Propos recueillis par Valéry Gérôme

Dans notre rubrique cinq (5) questions à un.e professionnel.le, nous rencontrons pour cette énième sortie, Rodolphe Mathurin. Professeur de mathématiques depuis plus de vingt ans dans les écoles fondamentale et secondaire, il y enseigne aussi la littérature et l’expression créole. Militant politique, Rodolphe Mathurin est aussi poète.

Autodidacte, il se reconnaît d’aucune école. Il demeure aujourd’hui l’un des rares militants de la gauche haïtienne post stalinienne autant attiré par des questions scientifiques que par la métaphysique, le mysticisme ou la spiritualité. Aujourd’hui il enseigne les mathématiques depuis chez lui et il nous en parle.

1)- SiBelle Haïti : Comment comprenez-vous le confinement ?

-Rodolphe Mathurin :

Le confinement, comme vous l’appelez, est une réalité, à mon un humble avis, qui vient rappeler aux uns et aux autres que nous habitons tous, ici, une maison, une toute petite où portes et fenêtres (lorsque elles existent) sont grandes ouvertes sur l’incertitude collective.

· Le confinement témoigne à la fois :

De l’instinct de conservation – on veut tous vivre, personne n’est prêt à mourir de la Covid-19 ;

De la peur- les gouvernements, ici et là, se déclarent, sinon se révèlent incapables de rassurer le citoyen; on va donc se cacher ;

De la faillite d’un système de santé dans des pays que l’on croyait capables de faire face aux urgences physiques de l’humain – un mythe est donc tombé, le système capitaliste mondial se révèle inefficace, incapable;

De la nécessité de réévaluer les espaces favorisant la réalisation de la ‘’ réussite’’ – le rêve n’est plus dans les grandes villes où saveur du marché, soif du business, explosion de l’élégance capitaliste étaient si imposantes. Manhattan (New York) est vide. Barcelone (Espagne), Tokyo (Japon) ; Séoul (Corée du Sud) ; Londres (Royaume-Uni) ; Paris (France) ; Osaka (Japon) ; Shanghai (Chine), Moscou (Russie), Rome la plus grande Cité d’Italie, et toutes ces villes généralement présentées et vues, comme affirmation de la prépondérance de la logique capitaliste, toutes, en un clic, sont tout bonnement vidées. De leur vivacité. De sens. Point.

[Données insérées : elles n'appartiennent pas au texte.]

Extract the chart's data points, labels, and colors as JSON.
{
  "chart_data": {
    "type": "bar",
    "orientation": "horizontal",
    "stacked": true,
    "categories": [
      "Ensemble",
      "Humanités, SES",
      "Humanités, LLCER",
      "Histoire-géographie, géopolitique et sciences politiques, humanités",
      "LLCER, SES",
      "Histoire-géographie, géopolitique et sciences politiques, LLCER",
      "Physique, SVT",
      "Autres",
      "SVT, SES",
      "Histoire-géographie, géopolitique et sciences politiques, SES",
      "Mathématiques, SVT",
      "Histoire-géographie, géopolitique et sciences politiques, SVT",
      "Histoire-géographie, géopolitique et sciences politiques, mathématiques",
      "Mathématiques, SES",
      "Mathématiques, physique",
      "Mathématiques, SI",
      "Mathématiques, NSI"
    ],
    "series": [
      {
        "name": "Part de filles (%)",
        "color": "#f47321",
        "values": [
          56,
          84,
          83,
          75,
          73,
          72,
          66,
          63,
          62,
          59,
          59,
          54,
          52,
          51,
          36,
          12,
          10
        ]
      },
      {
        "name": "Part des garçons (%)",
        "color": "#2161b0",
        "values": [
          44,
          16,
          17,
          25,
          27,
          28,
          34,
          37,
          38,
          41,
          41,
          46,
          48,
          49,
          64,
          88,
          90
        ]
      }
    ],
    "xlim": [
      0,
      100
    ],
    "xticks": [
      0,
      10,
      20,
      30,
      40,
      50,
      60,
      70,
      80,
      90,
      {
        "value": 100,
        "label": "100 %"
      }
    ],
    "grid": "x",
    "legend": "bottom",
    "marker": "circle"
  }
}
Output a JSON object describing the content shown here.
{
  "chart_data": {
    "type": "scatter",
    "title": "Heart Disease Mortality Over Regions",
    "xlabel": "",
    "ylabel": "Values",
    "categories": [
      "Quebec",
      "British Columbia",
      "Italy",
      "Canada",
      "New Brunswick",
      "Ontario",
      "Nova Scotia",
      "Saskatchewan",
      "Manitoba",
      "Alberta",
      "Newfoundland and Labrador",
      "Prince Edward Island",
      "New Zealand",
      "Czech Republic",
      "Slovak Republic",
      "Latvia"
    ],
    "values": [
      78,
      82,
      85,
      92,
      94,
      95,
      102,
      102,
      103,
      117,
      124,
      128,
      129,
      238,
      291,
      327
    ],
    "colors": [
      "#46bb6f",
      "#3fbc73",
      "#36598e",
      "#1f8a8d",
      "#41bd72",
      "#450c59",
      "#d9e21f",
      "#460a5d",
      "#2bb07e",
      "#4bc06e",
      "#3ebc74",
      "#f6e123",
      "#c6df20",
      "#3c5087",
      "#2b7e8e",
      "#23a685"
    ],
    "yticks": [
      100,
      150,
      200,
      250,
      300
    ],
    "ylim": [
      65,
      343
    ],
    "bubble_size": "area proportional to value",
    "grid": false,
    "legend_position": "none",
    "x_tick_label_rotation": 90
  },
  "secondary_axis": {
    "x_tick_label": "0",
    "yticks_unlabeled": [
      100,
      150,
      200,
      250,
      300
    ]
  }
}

On pourrait, en plus, avoir un regard sur le confinement et sur ses effets à venir tels que considérés par certains analystes. Toutes les études affirment des projections très inquiétantes pour l’économie mondiale. Je peux, par exemple, vous citer quelques informations tirées des analyses de ‘’L’Economist Intelligence Unit’’ montrant : La croissance du PIB mondial pour l’année 2020 selon le meilleur des scénarios à -1,8 %, et le pire des scénarios à -5,7 % et celle de la zone Euro respectivement à -4,7 % et à -10,6 %. Les Etats-Unis verraient leur croissance économique atteindre -2,4 % dans le premier scénario et -8,7 % dans le second.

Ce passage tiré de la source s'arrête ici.